Table 1 Qualitative comparison of control strategies for web tension optimization.

Based on the aforementioned challenges and motivations, this study proposes an AI-driven digital twin framework for autonomous web tension control in R2R manufacturing system. The proposed method integrates Bayesian optimization with Gaussian process modeling to efficiently identify and optimize control parameters, mitigating web tension instability. Unlike conventional feedback and model-based approaches, our method dynamically adjusts control parameters in response to real-time data, which enables an adaptive and self-optimizing manufacturing system. By incorporating the proposed optimization strategy into a digital twin framework, we validate the proposed model’s optimization performance, autonomous control capability, as well as digital twin operability. Our findings suggest the applicability of the proposed method for various autonomous manufacturing tasks in real-world applications.

Experimental setup

This section describes the real physical R2R manufacturing system for flexible and printed electronics manufacturing with precise tension and registration control, and its DT counterpart for the autonomous web tension control optimization.

Digital twin for Roll-to-Roll system

A critical component of the DT platform is its capability for real-time operation and data exchange between DT and physical twin (PT). This interaction is facilitated by the client-server communication. The high-level system diagram illustrating this process is provided in Fig. 1.

Fig. 1
figure 1

High-level system diagram of the roll-to-roll system digital twin for autonomous optimization of web tension controller.

In the proposed setup, the OPC UA server is hosted on the dedicated server computer and configured using KEPServerEX 6 software. This server acts as a bridge for cross-platform communication, allowing the configuration of OPC UA clients both in the PT operation software and the DT environment.
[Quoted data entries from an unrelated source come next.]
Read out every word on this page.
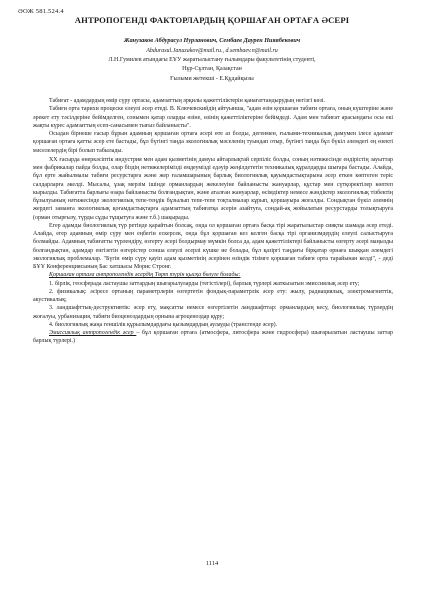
ӘОЖ 581.524.4
АНТРОПОГЕНДІ ФАКТОРЛАРДЫҢ ҚОРШАҒАН ОРТАҒА ӘСЕРІ
Жанузаков Абдурасул Нурланович, Сембаев Даурен Нияябекович
Abdurasul.Januzakov@mail.ru., d.sembaev.n@mail.ru
Л.Н.Гумилев атындағы ЕҰУ жаратылыстану ғылымдары факультетінің студенті,
Нұр-Сұлтан, Қазақстан
Ғылыми жетекші - Е.Құдайқызы

Табиғат - адамдардың өмір сүру ортасы, адамзаттың әрқилы қажеттіліктерін қанағаттандырудың негізгі көзі.

Табиғи орта тарихи процеске елеулі әсер етеді. В. Ключевскийдің айтуынша, "адам өзін қоршаған табиғи ортаға, оның күштеріне және әрекет ету тәсілдеріне бейімделген, сонымен қатар оларды өзіне, өзінің қажеттіліктеріне бейімдеді. Адам мен табиғат арасындағы осы екі жақты күрес адамзаттың есеп-санасымен тығыз байланысты".

Осыдан бірнеше ғасыр бұрын адамның қоршаған ортаға әсері өте аз болды, дегенмен, ғылыми-техникалық дамумен ілесе адамзат қоршаған ортаға қатты әсер ете бастады, бұл бүгінгі таңда экологиялық мәселенің туындап отыр, бүгінгі таңда бұл бүкіл әлемдегі ең өзекті мәселелердің бірі болып табылады.

XX ғасырда өнеркәсіптік индустрия мен адам қызметінің дамуы айтарлықтай серпіліс болды, соның нәтижесінде ендірістің зауыттар мен фабрикалар пайда болды, олар біздің нетижелерімізді емдеумізді едәуір жеңілдететін техникалық құралдарды шығара бастады. Алайда, бұл ерте жайылмалы табиғи ресурстарға және жер ғаламшарының барлық биологиялық қауымдастықтарына әсер еткен көптеген теріс салдарларға әкелді. Мысалы, ұзақ мерзім ішінде орманлардың жекелеуіне байланысты жануарлар, құстар мен сүтқоректілер көптеп кырылды. Табиғатта барлығы өзара байланысты болғандықтан, және аталған жануарлар, өсімдіктер немесе жәндіктер экологиялық тізбектің бұзылуының нәтижесінде экологиялық тепе-теңдік бұзылып тепе-тепе тоқталмалар кұрып, қоршауыра жоғалды. Сондықтан бүкіл әлемнің жердегі заманға экологиялық қоғамдастықтарға адамзаттың табиғатқа әсерін азайтуға, сондай-ақ жойылатын ресурстарды толықтыруға (орман отырғызу, түрды сұды тұщытуға және т.б.) шақырады.

Егер адамды биологиялық түр ретінде қарайтын болсақ, онда ол қоршаған ортаға басқа тірі жаратылыстар сияқты шамада әсер етеді. Алайда, егер адамның өмір сүру мен еңбегін ескерсек, онда бұл қоршаған кез келген басқа тірі организмдердің елеулі салыстыруға болмайды. Адамның табиғатты түрлендіру, өзгерту әсері болдырмау мүмкін болса да, адам қажеттіліктері байланысты өзгерту әсері маңызды болғандықтан, адамдар енгізетін өзгерістер сонша елеулі әсерлі күшке ие болады, бұл қазіргі таңдағы бірқатар орнаға шыққан әлемдегі экологиялық проблемалар. "Бүгін өмір сүру қауіп адам қызметінің әсерінен өзіндік тізімге қоршаған табиғи орта тарайынан келді", - деді БҰҰ Конференциясының Бас хатшысы Морис Стронг.

Қоршаған ортаға антропогендік әсердің Төрт түрін қысқа бөлуге болады:

1. бірлік, геосферада ластаушы заттардың шығарылуларды (тегістілері), барлық түрлері жаткызатын эмиссиялық әсер ету;

2. физикалық: әсіресе ортаның параметрлерін өзгертетін фондық-параметрлік әсер ету: жылу, радиациялық, электромагниттік, акустикалық;

3. ландшафттық-деструктивтік: әсер ету, мақсатты немесе өзгертілетін ландшафттар: орманлардың кесу, биологиялық түрлердің жоғалуы, урбанизация, табиғи биоценоздардың орнына агроценоздар құру;

4. биологиялық жаңа геншілік құрылымдардағы қызымдардың аулауды (трансгенде әсер).

Эмиссиялық антропогендік әсер – бұл қоршаған ортаға (атмосфера, литосфера және гидросфера) шығарылатын ластаушы заттар барлық түрлері.)

1114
The process for commanding the PT from the DT is as follows:

  1. 1.

    Session Initialization: When the DT requires the PT to perform a task, it establishes a session with the OPC UA server.

  2. 2.

    Node Updates and Trigger Activation: The DT updates the relevant nodes on the server, including the activation of a trigger node that acts as an event indicator.

  3. 3.

    PT Monitoring and Execution: The PT continuously monitors the trigger node for updates. Upon detecting a trigger, it adjusts the R2R system parameters accordingly.

  4. 4.

    Real-Time Status Monitoring: While the PT performs the step response acquisition, the DT monitors the PT’s motors status and processing states in real time through OPC UA. This monitoring ensures synchronization, accurate execution, and immediate detection of any anomalies during the process.

For sensor data acquisition, the PT records step-response data and transfers it to the server via secure file transfer protocol (SFTP), saving the results as a.csv file. The DT retrieves the.csv data from the SFTP server, enabling the subsequent stages of the Bayesian optimization process. After the data is processed, the DT sends commands to restore the R2R system to its initial conditions and halts further operations.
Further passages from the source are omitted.